Nanoparticle trajectories were extracted from microscopy videos via a lab-developed Python package diff_classifier for parallelized and reproducible MPT workflows. The diff_classifier package relies on a headless implementation of an ImageJ plugin TrackMate with tracking parameters selected with a combination of user inputs and regression techniques based on input images.³⁵ Diff_classifier also performs trajectory feature extraction based on features from the TrajClassifier ImageJ plugin²⁶ (e.g. alpha, the anomalous diffusion exponent, and boundedness, which quantifies how much a particle is restricted in a circular confined space). These features are an extended feature dataset of Wagner et al. used to classify nanoparticles by their motion type. Features were limited to geometric features, such that particles could be distinguished solely based on their motion, so features based on particle intensity values were excluded. Features were also selected to be rotation- and translation-invariant, so that position or orientation are not taken into account when making predictions.³⁶ Based on 17 features (Table S1^†), an additional set of 34 local average and deviation parameters were calculated for 256 total 9 μm × 9 μm tiled rectangular regions in each video.

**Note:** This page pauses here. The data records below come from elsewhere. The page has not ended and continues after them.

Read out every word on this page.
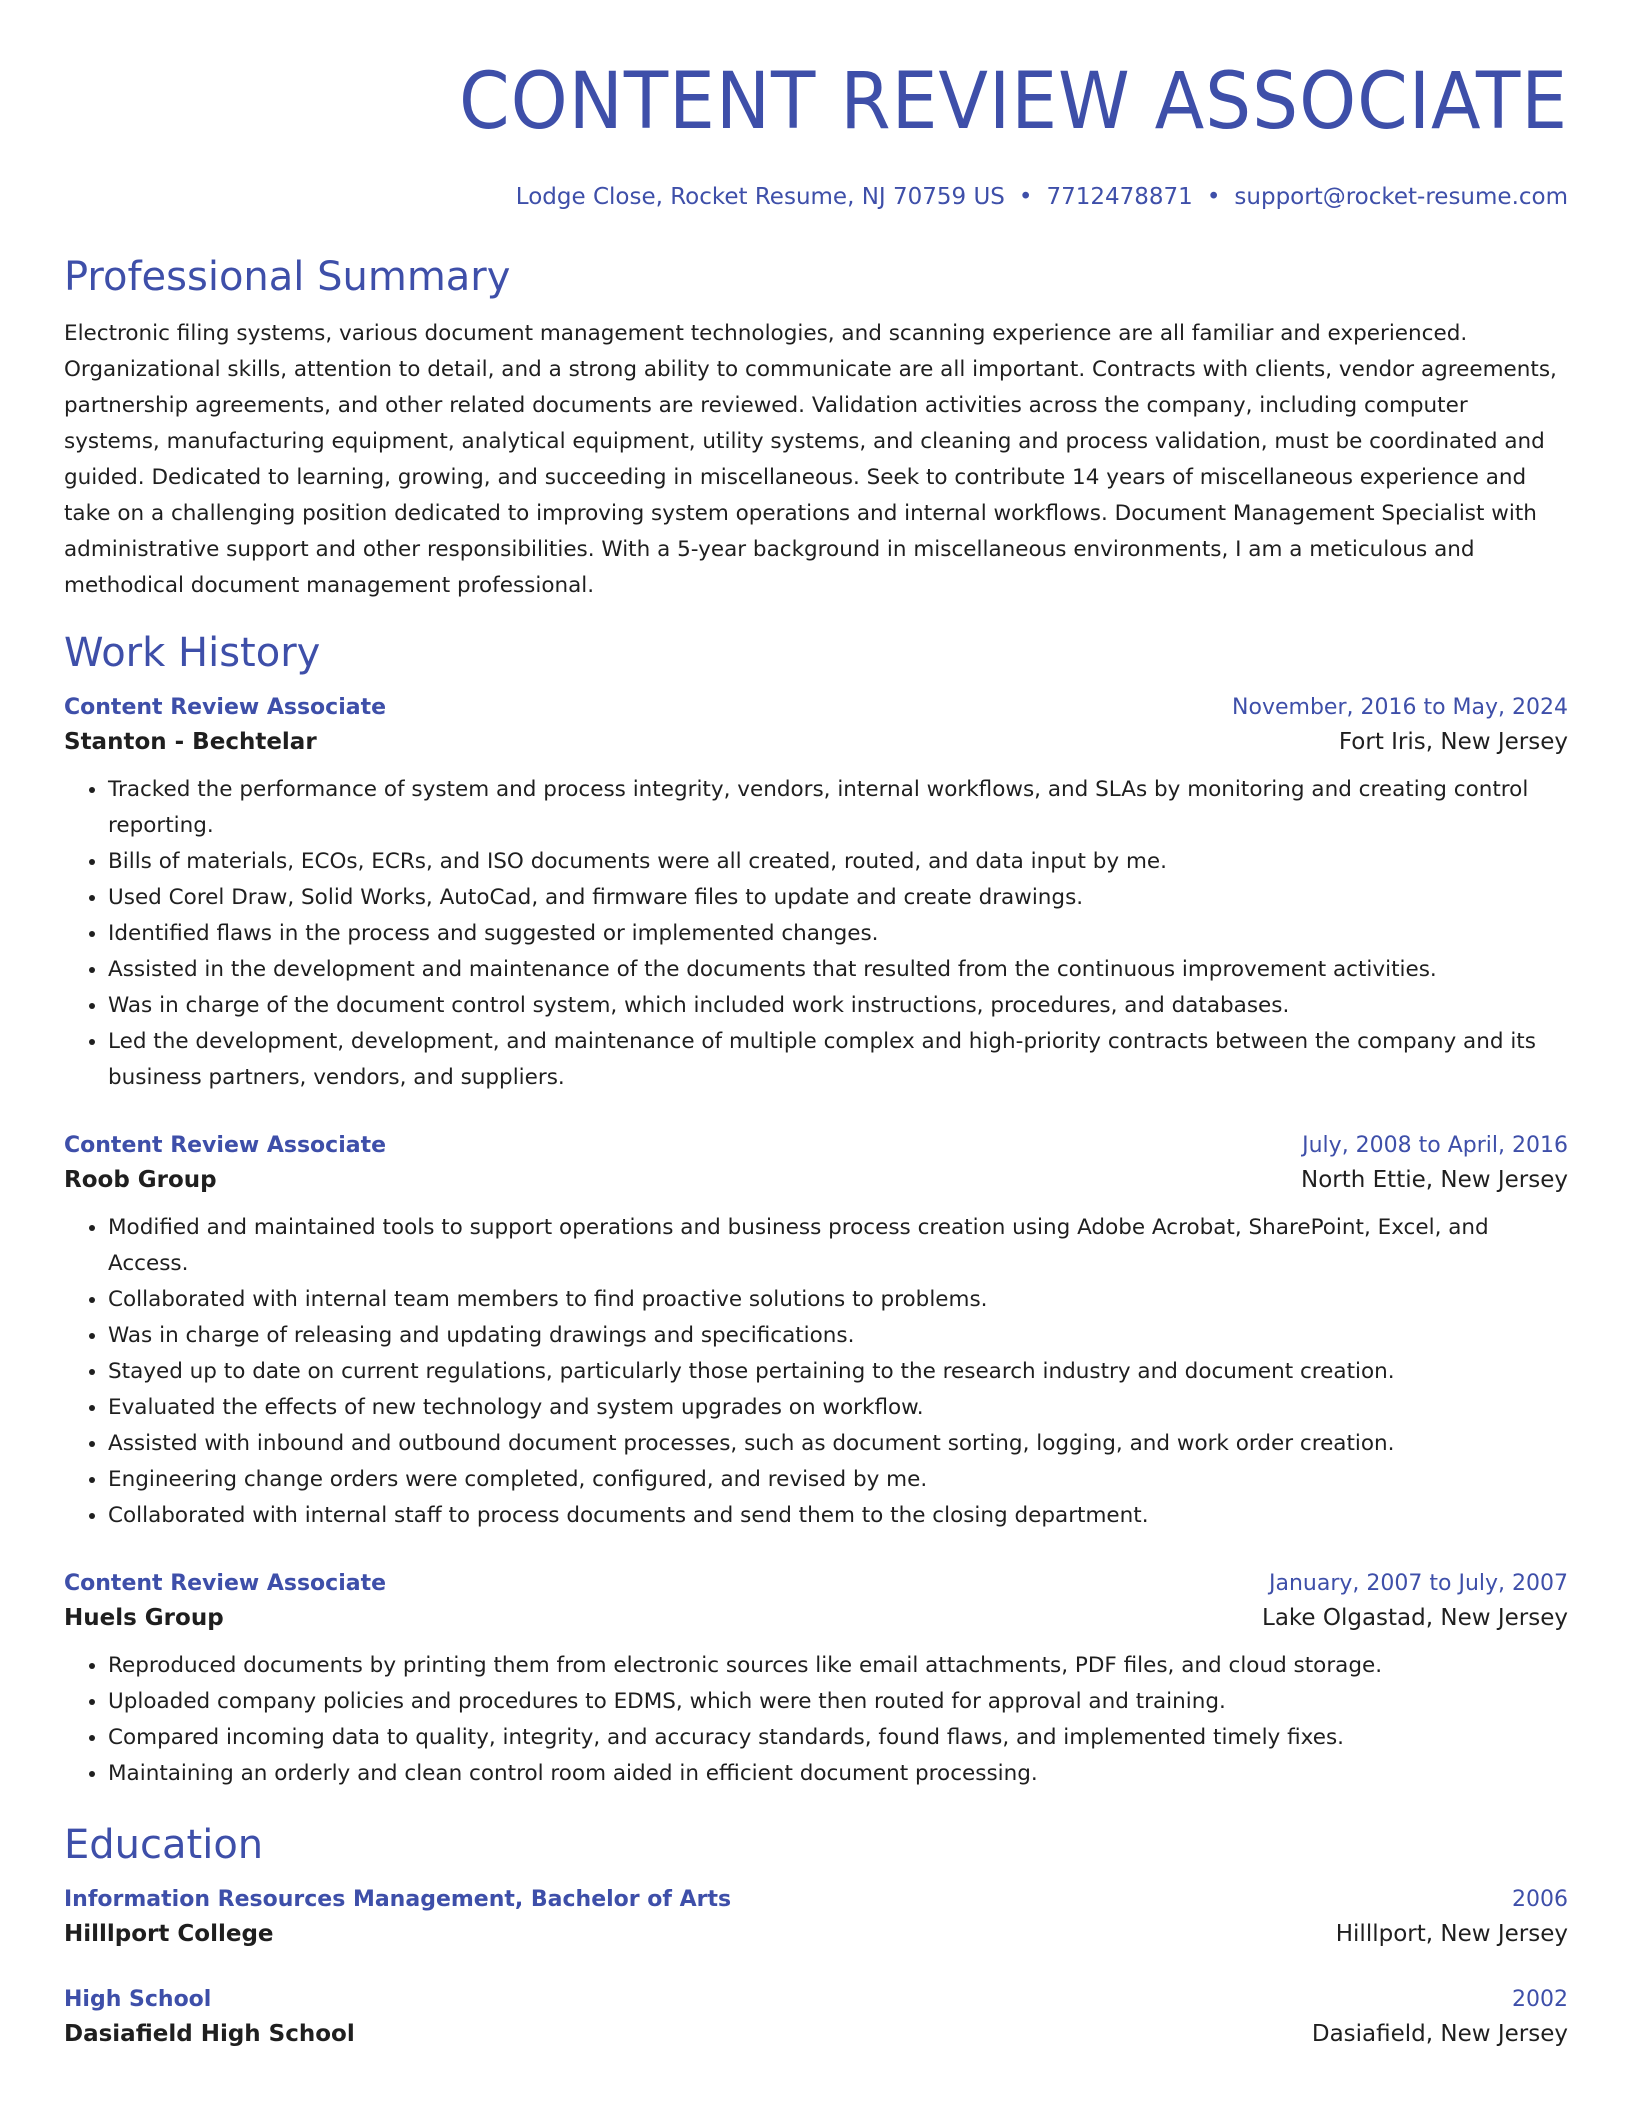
CONTENT REVIEW ASSOCIATE
Lodge Close, Rocket Resume, NJ 70759 US • 7712478871 • support@rocket-resume.com
Professional Summary

Electronic filing systems, various document management technologies, and scanning experience are all familiar and experienced. Organizational skills, attention to detail, and a strong ability to communicate are all important. Contracts with clients, vendor agreements, partnership agreements, and other related documents are reviewed. Validation activities across the company, including computer systems, manufacturing equipment, analytical equipment, utility systems, and cleaning and process validation, must be coordinated and guided. Dedicated to learning, growing, and succeeding in miscellaneous. Seek to contribute 14 years of miscellaneous experience and take on a challenging position dedicated to improving system operations and internal workflows. Document Management Specialist with administrative support and other responsibilities. With a 5-year background in miscellaneous environments, I am a meticulous and methodical document management professional.

Work History
Content Review Associate	November, 2016 to May, 2024
Stanton - Bechtelar	Fort Iris, New Jersey
• Tracked the performance of system and process integrity, vendors, internal workflows, and SLAs by monitoring and creating control reporting.
• Bills of materials, ECOs, ECRs, and ISO documents were all created, routed, and data input by me.
• Used Corel Draw, Solid Works, AutoCad, and firmware files to update and create drawings.
• Identified flaws in the process and suggested or implemented changes.
• Assisted in the development and maintenance of the documents that resulted from the continuous improvement activities.
• Was in charge of the document control system, which included work instructions, procedures, and databases.
• Led the development, development, and maintenance of multiple complex and high-priority contracts between the company and its business partners, vendors, and suppliers.
Content Review Associate	July, 2008 to April, 2016
Roob Group	North Ettie, New Jersey
• Modified and maintained tools to support operations and business process creation using Adobe Acrobat, SharePoint, Excel, and Access.
• Collaborated with internal team members to find proactive solutions to problems.
• Was in charge of releasing and updating drawings and specifications.
• Stayed up to date on current regulations, particularly those pertaining to the research industry and document creation.
• Evaluated the effects of new technology and system upgrades on workflow.
• Assisted with inbound and outbound document processes, such as document sorting, logging, and work order creation.
• Engineering change orders were completed, configured, and revised by me.
• Collaborated with internal staff to process documents and send them to the closing department.
Content Review Associate	January, 2007 to July, 2007
Huels Group	Lake Olgastad, New Jersey
• Reproduced documents by printing them from electronic sources like email attachments, PDF files, and cloud storage.
• Uploaded company policies and procedures to EDMS, which were then routed for approval and training.
• Compared incoming data to quality, integrity, and accuracy standards, found flaws, and implemented timely fixes.
• Maintaining an orderly and clean control room aided in efficient document processing.
Education
Information Resources Management, Bachelor of Arts	2006
Hilllport College	Hilllport, New Jersey
High School	2002
Dasiafield High School	Dasiafield, New Jersey
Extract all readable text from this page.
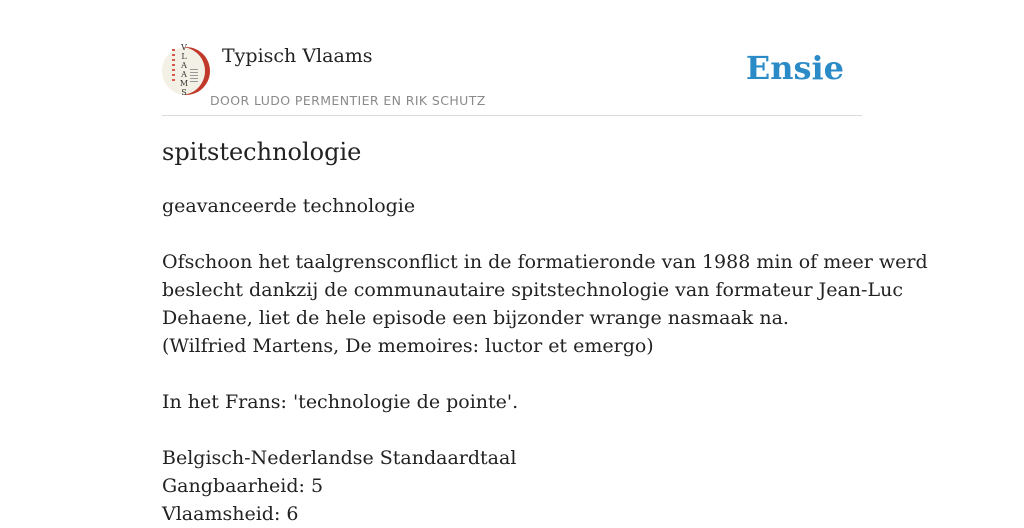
V
L
A
A
M
S
Typisch Vlaams
DOOR LUDO PERMENTIER EN RIK SCHUTZ
Ensie
spitstechnologie
geavanceerde technologie
Ofschoon het taalgrensconflict in de formatieronde van 1988 min of meer werd
beslecht dankzij de communautaire spitstechnologie van formateur Jean-Luc
Dehaene, liet de hele episode een bijzonder wrange nasmaak na.
(Wilfried Martens, De memoires: luctor et emergo)
In het Frans: 'technologie de pointe'.
Belgisch-Nederlandse Standaardtaal
Gangbaarheid: 5
Vlaamsheid: 6
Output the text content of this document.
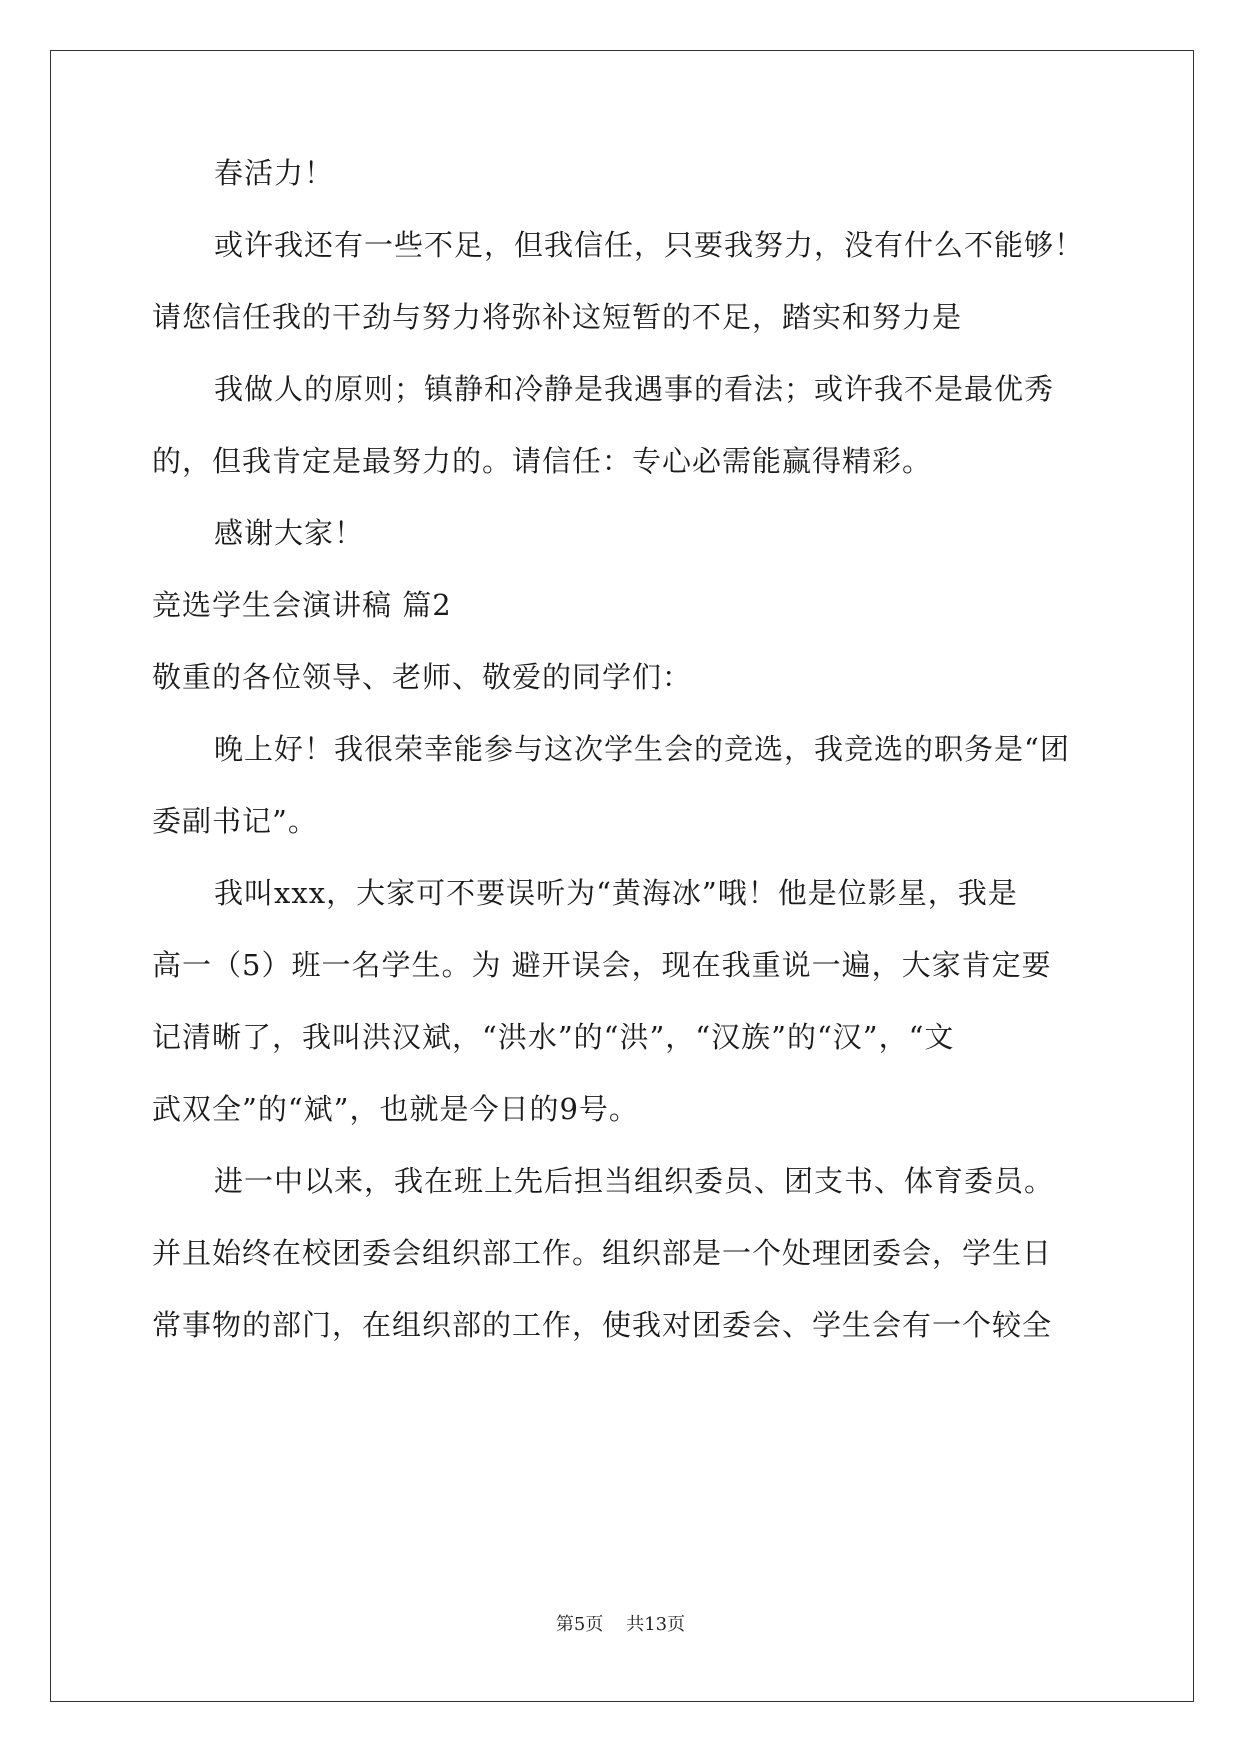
春活力！
或许我还有一些不足，但我信任，只要我努力，没有什么不能够！
请您信任我的干劲与努力将弥补这短暂的不足，踏实和努力是
我做人的原则；镇静和冷静是我遇事的看法；或许我不是最优秀
的，但我肯定是最努力的。请信任：专心必需能赢得精彩。
感谢大家！
竞选学生会演讲稿 篇2
敬重的各位领导、老师、敬爱的同学们：
晚上好！我很荣幸能参与这次学生会的竞选，我竞选的职务是“团
委副书记”。
我叫xxx，大家可不要误听为“黄海冰”哦！他是位影星，我是
高一（5）班一名学生。为 避开误会，现在我重说一遍，大家肯定要
记清晰了，我叫洪汉斌，“洪水”的“洪”，“汉族”的“汉”，“文
武双全”的“斌”，也就是今日的9号。
进一中以来，我在班上先后担当组织委员、团支书、体育委员。
并且始终在校团委会组织部工作。组织部是一个处理团委会，学生日
常事物的部门，在组织部的工作，使我对团委会、学生会有一个较全
第5页    共13页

Principle component analysis (PCA)

A spatial checkerboard train-test split was performed on the geometric feature datasets from each experiment. Every other square (of area 256 × 256 pixels²) in the checkerboard pattern was assigned to either the training dataset or the test dataset. PCA with feature scaling was carried out on the training dataset of experimental dataset. The sampling adequacy of the data was done via the KMO measure and was found to be appropriate (KMO > 0.8).³⁷ Components were extracted to describe >80% of the total variance. The resulting PCA transformation was applied to the test dataset for downstream analysis.

Neural network

In order to evaluate whether trajectories can be used to predict particle properties or parameters of the surrounding tissue microenvironment, single-layer neural networks were trained using scikit-learn’s Multi-Layer Perceptron Classifier using the trajectory features as inputs. An initial grid search was performed to select the best hyperparameters of the neural network. These hyperparameters included number of neurons in the hidden layer (600, 900, 1200), initial learning rate (0.001, 0.005, 0.01), batch size (50, 100, 200), and the L2 regularization term (0.001, 0.01, 0.1), with 10% of the training dataset set aside for cross validation for all models. All models used stochastic gradient descent for weight optimization, the rectified linear unit function for activations in the hidden layer, the log loss cost function, and an adaptive learning rate decreasing the learning rate by a factor of five each time two consecutive epochs fail to decrease training loss by 10⁻⁴. After performing the initial hyperparameter search on the nanoparticle size dataset, we selected a hidden layer size of 900, an initial learning rate of 0.005, a batch size of 50, and an L2 regularization term of size 0.001 based on the average recall score in the training dataset. All models were trained on the checkerboard training datasets described above. For the slice study, additional training and testing iterations was performed with an alternate splitting procedure, isolating data from one slice as a test dataset while training on the other three slices to test whether the trained neural network models could be extended to experiments outside the original dataset.